I used to worry all the time about money, about job prospects, about future calamities real and imagined. I used to feel frustrated that every teacher I’d known emphasised hard work and determination – ‘meritocracy’, as we call it in Singapore – but no one told me about capitalism, a system in which hard work is often rewarded by overtime and underpayment. I used to get worn out, feeling like freelancing as a writer was about as effective (and profitable) as banging my head against a brick wall.
Calum will tell you that I still worry about all these things, that I still feel frustrated and lost and that there are (many) days when I simply can’t be bothered to leave the house. But I’ve also got better at recognising little victories: waking up on a lazy Sunday afternoon to find myself snugly sandwiched between my husband and my cat because we’ve all fallen asleep on the same pillow, and feeling completely satisfied with my place in the world. Watching Houdini tuck into his food and feeling some small sense of pride for being able to provide. Having a kitten sit on my chest while I’m sprawled on the sofa reading a book, and knowing that no matter how many pitch rejections I get, at least one creature in the world thinks I’m awesome.
I’m 27 years old this year and adult life feels nothing like we were told it would be when we were in school. At this point in life our parents had homes – paid for through mortgages they could actually afford – and children and stability from knowing they weren’t going to have to leave the country because of visas or the lack of employment opportunities.
What we have is a paycheque-to-paycheque lifestyle in a flat that costs what is, on a quiet month, almost my entire income, and work in an industry that is more interested in clickbait than the urgent social justice issues that drew us to the job in the first place. In a global climate where developed nations all over the world are freaking out about immigration, my transnational marriage trembles in the hands of human resource and immigration officials reviewing tedious paperwork and painstakingly-filled forms. It’s the part of being a “millennial” that they don’t tell you about.
But we have a cat. He’s a small cat, all black with a white patch on his belly, eyes turning from blue to green to yellow. He climbs chairs like a monkey and chases his tail. He runs ahead and hides behind doors, just so he can pounce on you and give you a ‘surprise’ (you better act like it’s a surprise) when you enter the room.

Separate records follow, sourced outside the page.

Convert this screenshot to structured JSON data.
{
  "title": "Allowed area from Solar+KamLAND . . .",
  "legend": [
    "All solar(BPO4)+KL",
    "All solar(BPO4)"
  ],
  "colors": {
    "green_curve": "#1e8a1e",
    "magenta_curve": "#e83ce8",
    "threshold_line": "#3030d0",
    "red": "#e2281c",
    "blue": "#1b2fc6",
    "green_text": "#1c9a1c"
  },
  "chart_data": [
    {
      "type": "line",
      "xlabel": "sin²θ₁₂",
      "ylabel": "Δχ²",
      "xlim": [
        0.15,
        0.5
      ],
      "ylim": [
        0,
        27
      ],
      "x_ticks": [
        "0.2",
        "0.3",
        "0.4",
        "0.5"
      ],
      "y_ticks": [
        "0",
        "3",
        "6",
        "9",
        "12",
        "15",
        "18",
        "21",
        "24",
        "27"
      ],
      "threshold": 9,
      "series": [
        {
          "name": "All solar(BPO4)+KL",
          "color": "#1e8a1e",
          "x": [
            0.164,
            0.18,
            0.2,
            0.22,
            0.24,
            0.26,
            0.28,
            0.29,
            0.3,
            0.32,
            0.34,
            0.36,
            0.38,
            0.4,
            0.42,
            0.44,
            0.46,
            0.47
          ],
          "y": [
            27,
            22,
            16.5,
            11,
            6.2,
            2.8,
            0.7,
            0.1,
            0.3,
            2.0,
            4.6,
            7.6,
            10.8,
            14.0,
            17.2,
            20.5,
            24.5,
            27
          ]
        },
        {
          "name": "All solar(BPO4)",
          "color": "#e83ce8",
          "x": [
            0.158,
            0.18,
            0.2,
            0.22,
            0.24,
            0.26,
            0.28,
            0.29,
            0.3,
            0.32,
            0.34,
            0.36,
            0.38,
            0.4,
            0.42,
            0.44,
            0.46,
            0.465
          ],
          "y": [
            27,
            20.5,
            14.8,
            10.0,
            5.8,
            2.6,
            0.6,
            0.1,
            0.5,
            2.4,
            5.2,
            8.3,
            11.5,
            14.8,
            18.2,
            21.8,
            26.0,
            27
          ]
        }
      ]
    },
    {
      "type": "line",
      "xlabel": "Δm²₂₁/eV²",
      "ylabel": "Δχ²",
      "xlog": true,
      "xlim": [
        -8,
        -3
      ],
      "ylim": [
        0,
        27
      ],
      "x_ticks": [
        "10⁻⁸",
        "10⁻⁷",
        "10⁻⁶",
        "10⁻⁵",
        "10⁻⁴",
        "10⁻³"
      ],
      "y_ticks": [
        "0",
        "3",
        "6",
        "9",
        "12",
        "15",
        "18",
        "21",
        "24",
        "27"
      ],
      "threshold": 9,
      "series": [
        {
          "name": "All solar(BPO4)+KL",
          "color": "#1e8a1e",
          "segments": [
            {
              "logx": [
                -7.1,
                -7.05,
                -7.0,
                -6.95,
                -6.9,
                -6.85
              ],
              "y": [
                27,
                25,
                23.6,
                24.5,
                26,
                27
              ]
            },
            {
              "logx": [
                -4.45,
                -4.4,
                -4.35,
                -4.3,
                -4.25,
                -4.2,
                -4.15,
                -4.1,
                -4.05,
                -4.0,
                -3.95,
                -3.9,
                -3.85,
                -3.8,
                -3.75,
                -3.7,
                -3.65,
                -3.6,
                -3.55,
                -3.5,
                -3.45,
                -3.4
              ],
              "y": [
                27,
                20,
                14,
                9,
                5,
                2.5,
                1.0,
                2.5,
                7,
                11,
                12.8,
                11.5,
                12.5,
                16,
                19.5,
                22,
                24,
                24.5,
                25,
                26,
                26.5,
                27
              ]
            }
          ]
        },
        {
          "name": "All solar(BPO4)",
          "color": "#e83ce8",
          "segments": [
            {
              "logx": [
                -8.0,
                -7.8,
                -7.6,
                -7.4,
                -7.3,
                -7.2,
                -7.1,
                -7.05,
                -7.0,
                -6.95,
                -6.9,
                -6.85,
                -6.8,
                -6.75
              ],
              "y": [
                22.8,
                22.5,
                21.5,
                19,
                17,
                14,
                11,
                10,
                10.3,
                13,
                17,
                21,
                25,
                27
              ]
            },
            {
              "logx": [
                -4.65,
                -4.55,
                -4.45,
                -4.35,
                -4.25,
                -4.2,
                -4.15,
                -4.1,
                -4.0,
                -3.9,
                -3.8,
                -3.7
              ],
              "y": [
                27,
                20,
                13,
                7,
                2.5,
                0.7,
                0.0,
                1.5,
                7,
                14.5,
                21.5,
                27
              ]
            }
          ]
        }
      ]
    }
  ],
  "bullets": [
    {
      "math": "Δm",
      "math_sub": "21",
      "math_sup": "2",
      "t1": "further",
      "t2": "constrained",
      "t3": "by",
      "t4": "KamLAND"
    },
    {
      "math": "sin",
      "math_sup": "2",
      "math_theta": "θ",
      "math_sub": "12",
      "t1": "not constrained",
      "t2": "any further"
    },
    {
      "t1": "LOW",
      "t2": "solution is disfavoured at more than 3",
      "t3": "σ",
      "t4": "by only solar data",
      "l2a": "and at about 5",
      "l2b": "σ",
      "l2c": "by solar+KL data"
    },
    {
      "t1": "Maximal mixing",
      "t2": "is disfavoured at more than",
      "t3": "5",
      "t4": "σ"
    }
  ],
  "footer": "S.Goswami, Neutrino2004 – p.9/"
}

I don’t know whether I’ll ever be an established, award-winning journalist. I don’t think my parents will be nominating me for Daughter of the Year any time soon. I’m pretty sure I’m not the best wife in the world, and I’m not totally confident I know how to be one. But I have a cat I know how to love, and he doesn’t have to but follows me from room to room like a shadow on a sugar-high. And just like how he himself was forced out of a drainpipe from which he was too bewildered to emerge, this small, cheeky thing was the one thing that pushed me out of my funk.